Well we know doctors are accustomed to schedules, but Matthew Oldfield's readiness to keep pace with Kate McCann in this instance is seriously impressive. Three to four miles each way, squeezed into a lunchtime outing on account of a sick wife and a child needing care and supervision back home. ("Grace had loose nappies nearly every day, but until after Madeleine went, erm, disappeared, she was never sick." Is that 'went on her abduction,' Matthew?).

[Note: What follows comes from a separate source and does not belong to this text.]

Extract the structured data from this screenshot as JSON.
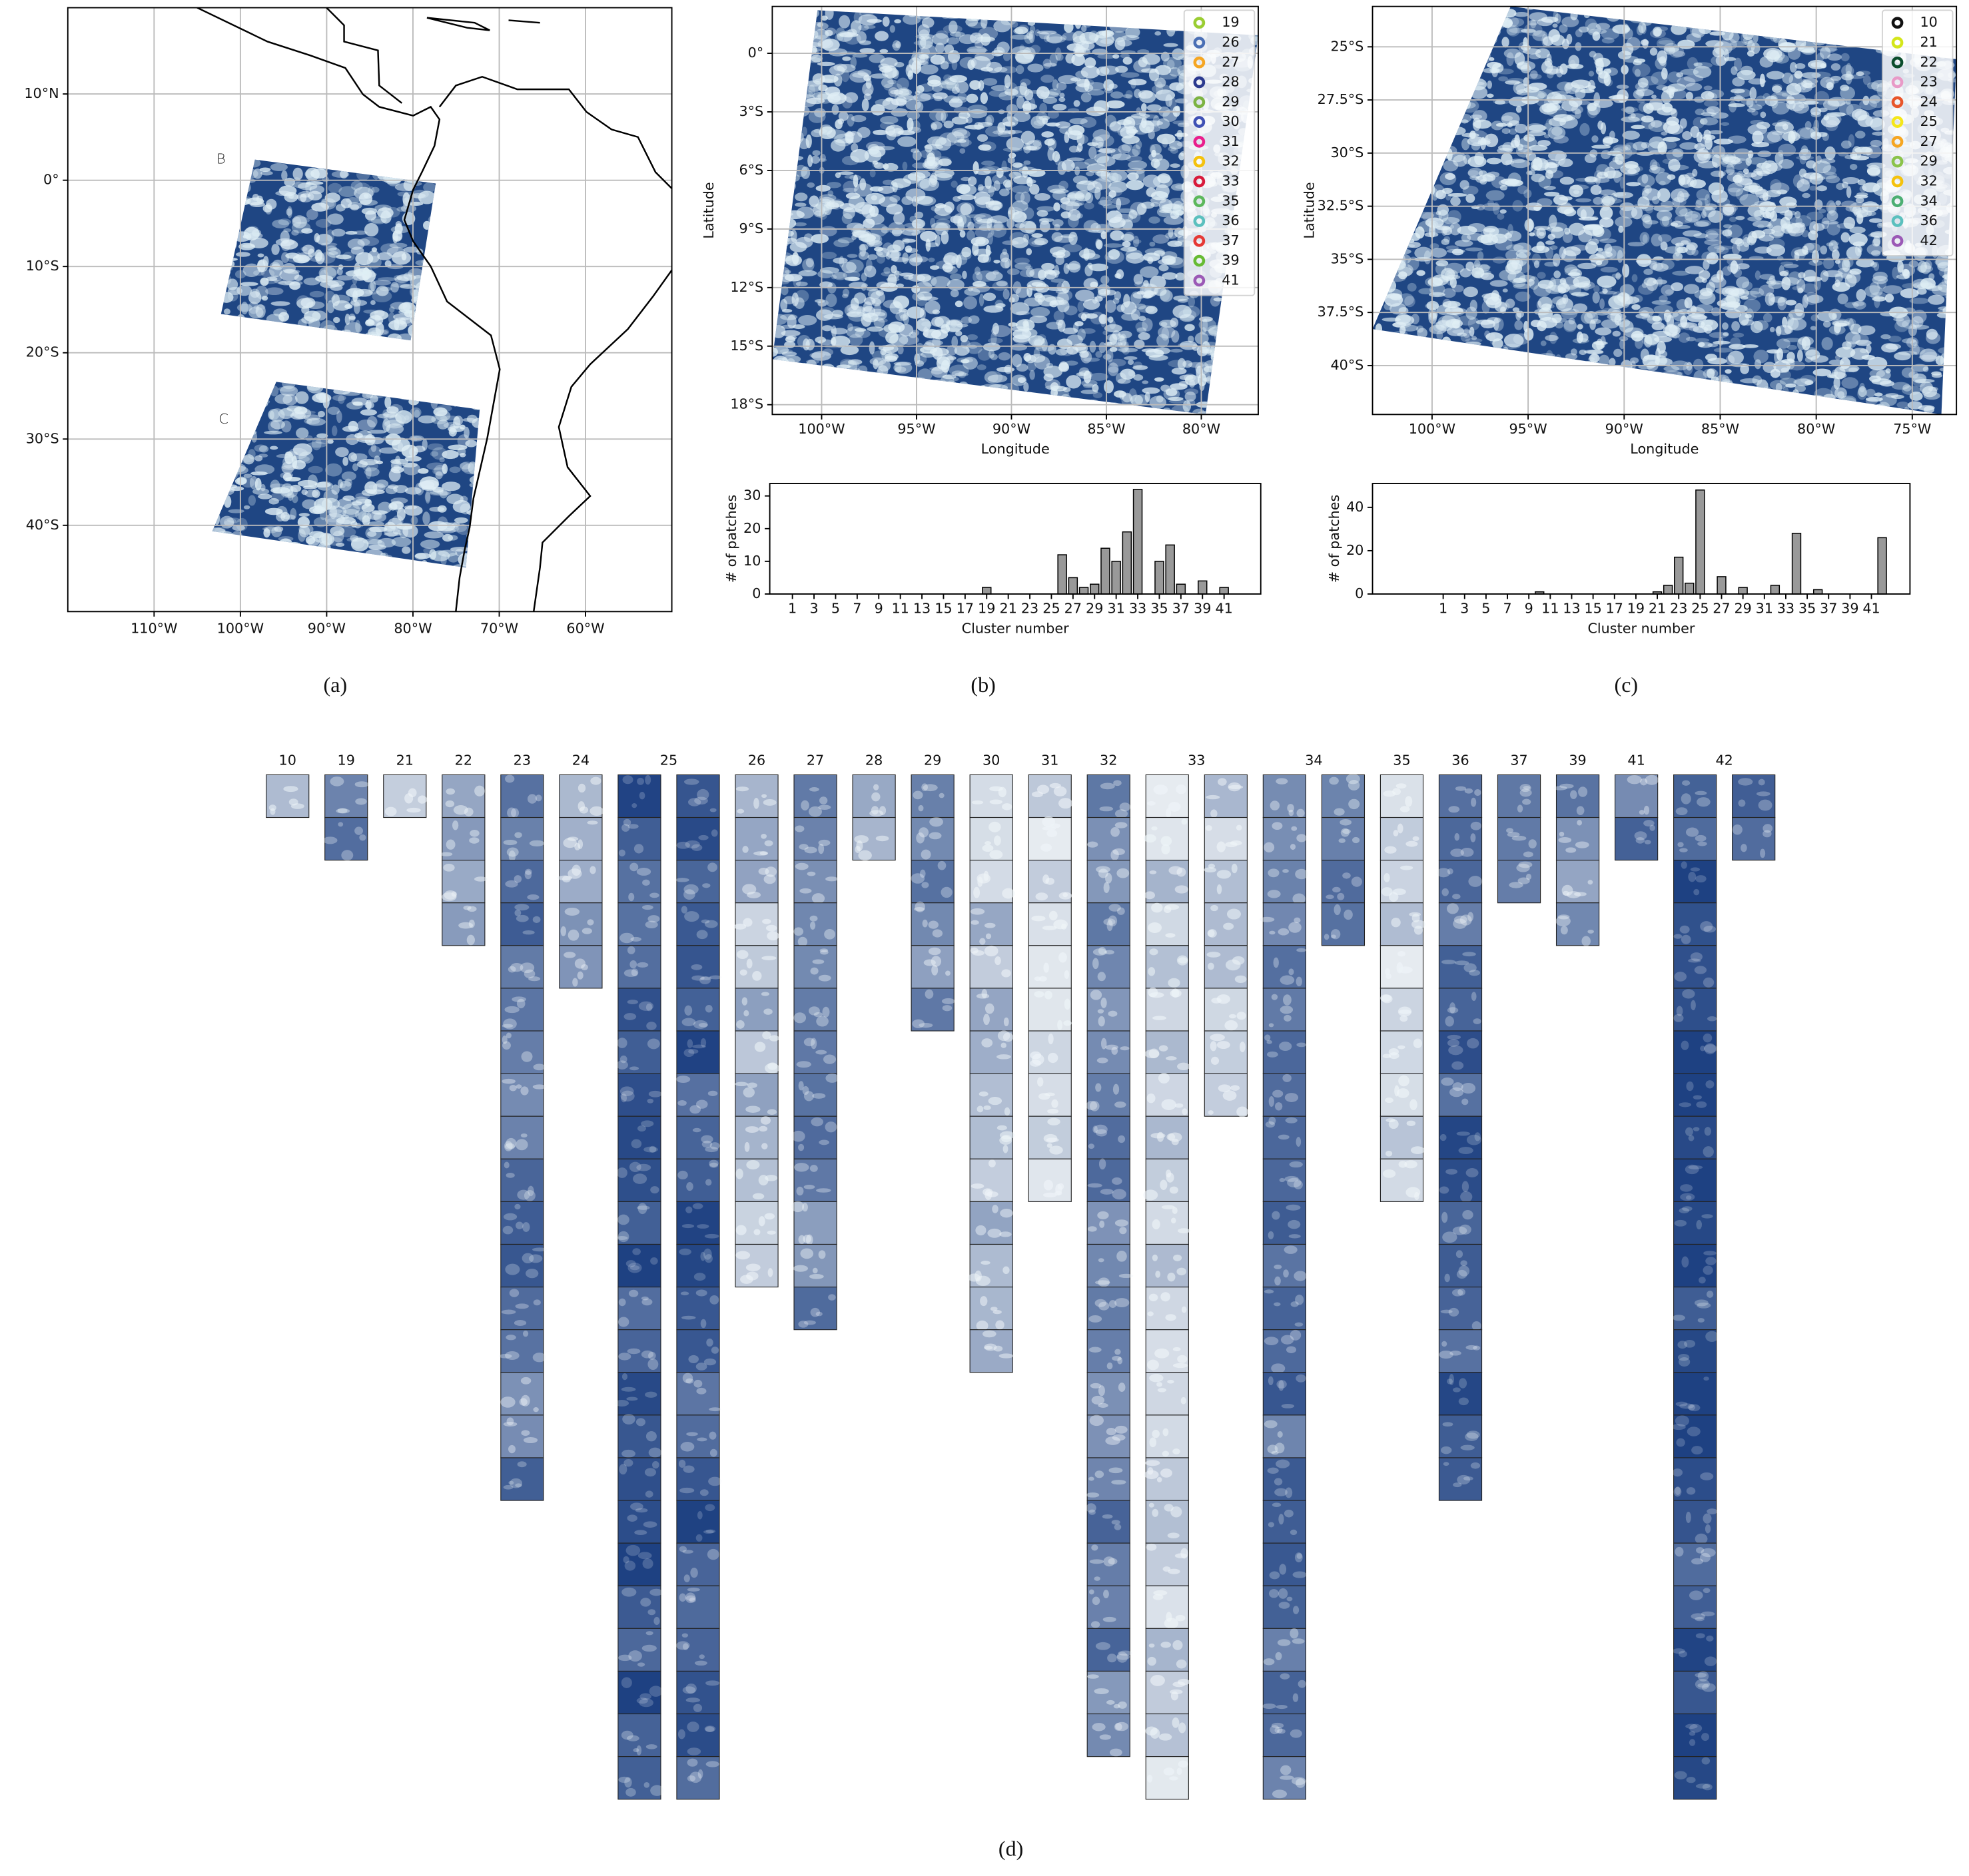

A total of some seven miles, say, plus the time it will have taken for Oldfield to change into, and afterwards out of, his athletic strip. Roger Bannister was himself a medic but I don't think that can be taken to imply that non-runner Dr Matthew Oldfield could get remotely close to the four minute mile, then or now.

And that dog he remembered nothing about. The one that attacked poor Kate from beneath a public bench. Did it leave a mark of any kind? It's hard to see quite why Kate should have been shaken by the experience, and sore, otherwise. It was only a small dog after all. A small creature with teeth and claws that, from a prone position, launched an assault on Kate's anatomy, just a foot or so from the floor. Perhaps, seeing the flailing legs, the dog took it to be an act of self-defence.